By the 1980s, lots of people found themselves living in valuable and almost debt-free properties and were able to gear up again by borrowing, to buy more valuable houses, ahead of the next rise in prices. Because many people came out of the cycle of boom-and-bust in good shape, hindsight has wrongly put a rosy glow over the 1970s market.

However, it is the behaviour of home buyers that matters when trying to guess what will happen to prices. It is often forgotten that booms and busts were at the time painful for homeowners, though not for the same reasons as in the 1990s. Mortgage interest rates shot up, of course, but rather more important was the financial stress of double-digit inflation, peaking at nearly 30 per cent.

The contemporary nightmare was that with the cost of living shooting up, it was a gamble from month-to-month whether earnings would rise as fast as spending on food, clothes and soaring monthly mortgage payments.

A six-month delay in a pay increase to catch up with inflation was enough to devastate a family budget. This is not a plea for sympathy for oldies, but an illustration of how quickly the participants in a market are able to forget previous pain once conditions change.

What matters most is buyers' perceptions of whether houses are good value and whether current upward trends have built some momentum and are likely to continue. If so, there is an advantage in buying before prices rise further. Earlier bad experiences quickly become irrelevant.

Looked at that way, we have reached an important turning point, perhaps the most significant since 1989. According to the monthly building society figures, house prices stabilised three years ago, in the last quarter of 1993. They appear to show a faltering recovery since then, an improvement so unsteady that it is used to back the claim that housing market behaviour has changed permanently.

However, the picture shown by real prices, allowing for inflation, is rather different. Prices have continued falling right up to this summer, because inflation has been higher than the increase in house prices. There are reasons for this delay, of which the overhang of homeowners with negative equity - now declining - is one of the most plausible.

It is only in the last few months that prices have shot ahead of inflation for the first time since the end of the boom in 1989 (with the exception of a tiny blip in 1994).

Something really does appear to be stirring in the undergrowth at last, with annual house price inflation approaching 8 per cent and retail price inflation under 3 per cent.

The economic conditions have been ripe for a rise in prices for several years, because the ratio of house prices to income is nearly 40 per cent below its long-run trend. Houses are tremendously affordable, even assuming that last week's building society mortgage rate increases will be followed by further upward moves.
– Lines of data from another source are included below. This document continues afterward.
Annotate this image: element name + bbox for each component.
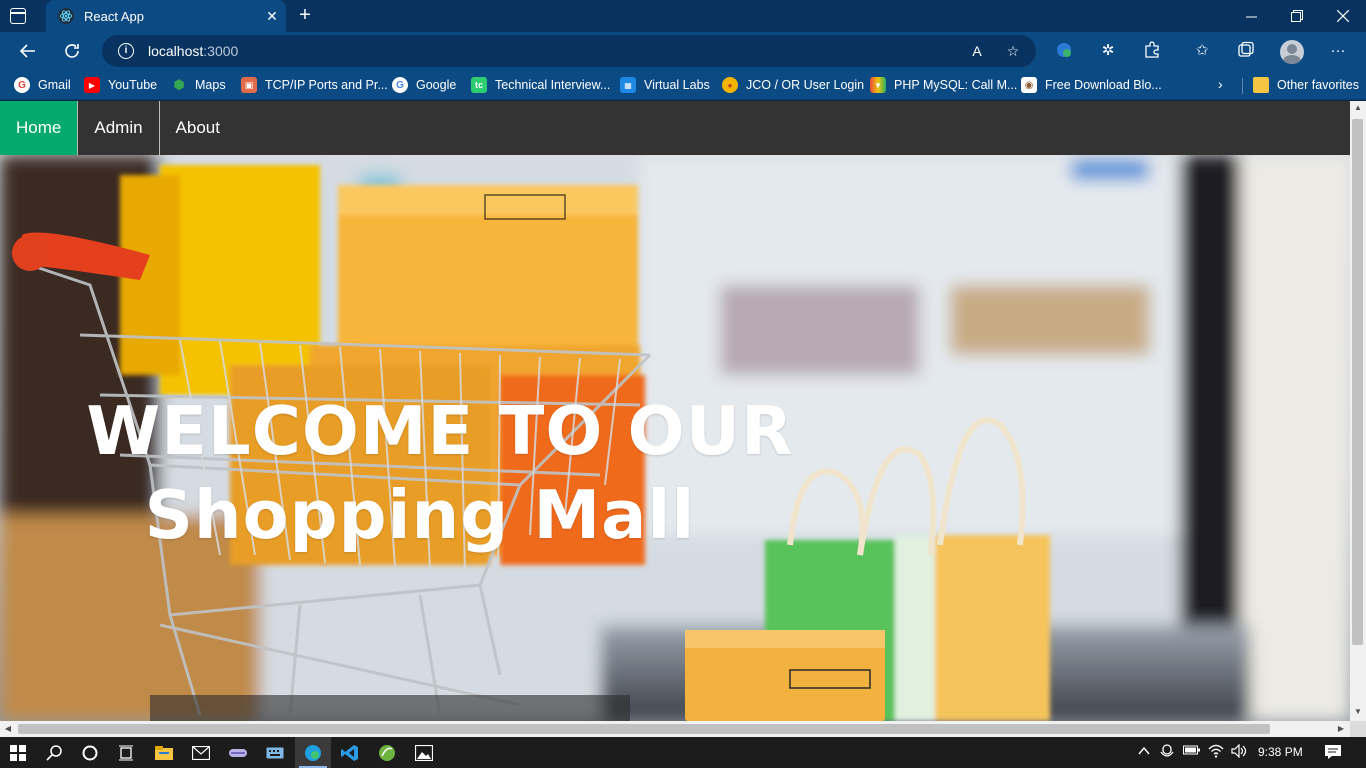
favorite-other-favorites[interactable]: Other favorites (1253, 76, 1359, 94)
minimize-icon[interactable] (1228, 0, 1274, 32)
spring-tool-icon[interactable] (369, 737, 405, 768)
browser-tab[interactable]: React App ✕ (46, 0, 286, 32)
php-site-icon: ▼ (870, 77, 886, 93)
tc-logo-icon: tc (471, 77, 487, 93)
close-icon[interactable] (1320, 0, 1366, 32)
windows-start-icon[interactable] (0, 737, 36, 768)
favorite-google[interactable]: G Google (392, 76, 456, 94)
cortana-icon[interactable] (72, 737, 108, 768)
restore-icon[interactable] (1274, 0, 1320, 32)
favorite-technical-interview[interactable]: tc Technical Interview... (471, 76, 610, 94)
task-view-icon[interactable] (108, 737, 144, 768)
refresh-icon[interactable] (58, 37, 86, 65)
browser-essentials-icon[interactable] (1054, 41, 1074, 61)
browser-toolbar: i localhost:3000 A ☆ ✲ ✩ ··· (0, 32, 1366, 70)
favorite-php-mysql[interactable]: ▼ PHP MySQL: Call M... (870, 76, 1017, 94)
collections-icon[interactable] (1236, 41, 1256, 61)
google-g-icon: G (14, 77, 30, 93)
more-menu-icon[interactable]: ··· (1328, 41, 1348, 61)
scroll-up-arrow-icon[interactable]: ▲ (1353, 103, 1363, 113)
app-pill-icon[interactable] (220, 737, 256, 768)
tab-title: React App (84, 8, 144, 24)
nav-admin-link[interactable]: Admin (78, 101, 160, 155)
site-navbar: Home Admin About (0, 101, 1350, 155)
scroll-right-arrow-icon[interactable]: ▶ (1336, 724, 1346, 734)
favorite-free-download[interactable]: ◉ Free Download Blo... (1021, 76, 1162, 94)
site-info-icon[interactable]: i (118, 43, 134, 59)
nav-home-link[interactable]: Home (0, 101, 79, 155)
add-favorite-star-icon[interactable]: ☆ (1004, 42, 1022, 60)
keyboard-icon[interactable] (257, 737, 293, 768)
photos-icon[interactable] (406, 737, 442, 768)
folder-icon (1253, 77, 1269, 93)
favorites-overflow-chevron-icon[interactable]: › (1218, 76, 1223, 92)
favorites-divider (1242, 78, 1243, 94)
notifications-icon[interactable] (1324, 744, 1342, 763)
hero-headline-line2: Shopping Mall (144, 476, 696, 554)
extensions-puzzle-icon[interactable] (1142, 41, 1162, 61)
mail-icon[interactable] (183, 737, 219, 768)
favorites-star-icon[interactable]: ✩ (1192, 41, 1212, 61)
favorite-youtube[interactable]: ▶ YouTube (84, 76, 157, 94)
free-download-site-icon: ◉ (1021, 77, 1037, 93)
favorite-jco-login[interactable]: ● JCO / OR User Login (722, 76, 864, 94)
taskbar-clock[interactable]: 9:38 PM (1258, 745, 1303, 759)
read-aloud-icon[interactable]: A (968, 42, 986, 60)
search-icon[interactable] (36, 737, 72, 768)
extension-bug-icon[interactable]: ✲ (1098, 41, 1118, 61)
profile-avatar[interactable] (1280, 40, 1304, 64)
url-text: localhost:3000 (148, 43, 239, 59)
volume-icon[interactable] (1231, 743, 1249, 761)
address-bar[interactable]: i localhost:3000 A ☆ (102, 35, 1036, 67)
windows-taskbar: 9:38 PM (0, 737, 1366, 768)
map-pin-icon: ⬢ (173, 77, 185, 92)
vertical-scrollbar[interactable]: ▲ ▼ (1350, 101, 1366, 721)
scroll-down-arrow-icon[interactable]: ▼ (1353, 707, 1363, 717)
youtube-play-icon: ▶ (84, 77, 100, 93)
favorite-tcp-ip[interactable]: ▣ TCP/IP Ports and Pr... (241, 76, 388, 94)
tcp-ip-site-icon: ▣ (241, 77, 257, 93)
favorite-maps[interactable]: ⬢ Maps (171, 76, 225, 94)
horizontal-scrollbar[interactable]: ◀ ▶ (0, 721, 1350, 737)
favorites-bar: G Gmail ▶ YouTube ⬢ Maps ▣ TCP/IP Ports … (0, 70, 1366, 100)
virtual-labs-icon: ▦ (620, 77, 636, 93)
scrollbar-corner (1350, 721, 1366, 737)
favorite-virtual-labs[interactable]: ▦ Virtual Labs (620, 76, 710, 94)
new-tab-button[interactable]: + (292, 4, 318, 28)
wifi-icon[interactable] (1208, 744, 1224, 761)
scroll-left-arrow-icon[interactable]: ◀ (3, 724, 13, 734)
jco-logo-icon: ● (722, 77, 738, 93)
tab-close-icon[interactable]: ✕ (258, 8, 286, 25)
page-viewport: Home Admin About WELCOME TO OUR Shopping… (0, 101, 1350, 721)
tray-overflow-chevron-icon[interactable] (1138, 744, 1150, 759)
tab-actions-icon[interactable] (10, 8, 26, 24)
google-g-icon: G (392, 77, 408, 93)
vertical-scroll-thumb[interactable] (1352, 119, 1363, 645)
vscode-icon[interactable] (332, 737, 368, 768)
meet-now-icon[interactable] (1160, 744, 1174, 763)
hero-headline: WELCOME TO OUR Shopping Mall (60, 389, 820, 557)
hero-banner: WELCOME TO OUR Shopping Mall (0, 155, 1350, 721)
nav-about-link[interactable]: About (160, 101, 236, 155)
react-logo-icon (58, 8, 74, 24)
title-bar: React App ✕ + (0, 0, 1366, 32)
horizontal-scroll-thumb[interactable] (18, 724, 1270, 734)
file-explorer-icon[interactable] (146, 737, 182, 768)
battery-icon[interactable] (1183, 744, 1201, 759)
back-arrow-icon[interactable] (14, 37, 42, 65)
favorite-gmail[interactable]: G Gmail (14, 76, 71, 94)
edge-browser-icon[interactable] (295, 737, 331, 768)
hero-headline-line1: WELCOME TO OUR (86, 392, 794, 470)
According to an index created by Merrill Lynch, the overall cost of housing, including capital growth, interest costs, tax relief, insurance and repairs, hit a 30-year-high in 1992, which explains why the falls happened.

On this measure, rising prices reduce the overall cost of housing. The brokers say that if real house price inflation rises to 6.5 per cent a year it will make the overall cost of owning a house negative again by 1998.

It is in those circumstances that an upward move in prices becomes self- reinforcing, particularly when those who have decided to rent during a stagnant housing market decide that by staying out of the market any longer they will reduce their chances of buying.

There is, in general, a lag between an upswing in prices and an increase in the number of houses sold, which at the moment remains low. But if this housing market cycle does resemble previous ones, turnover will follow prices upwards sometime next year.

And it is worth remembering that even a return to high single-digit annual rises in house prices could accurately be described as a boom in the 1990s, simply because it would be several times the general inflation rate.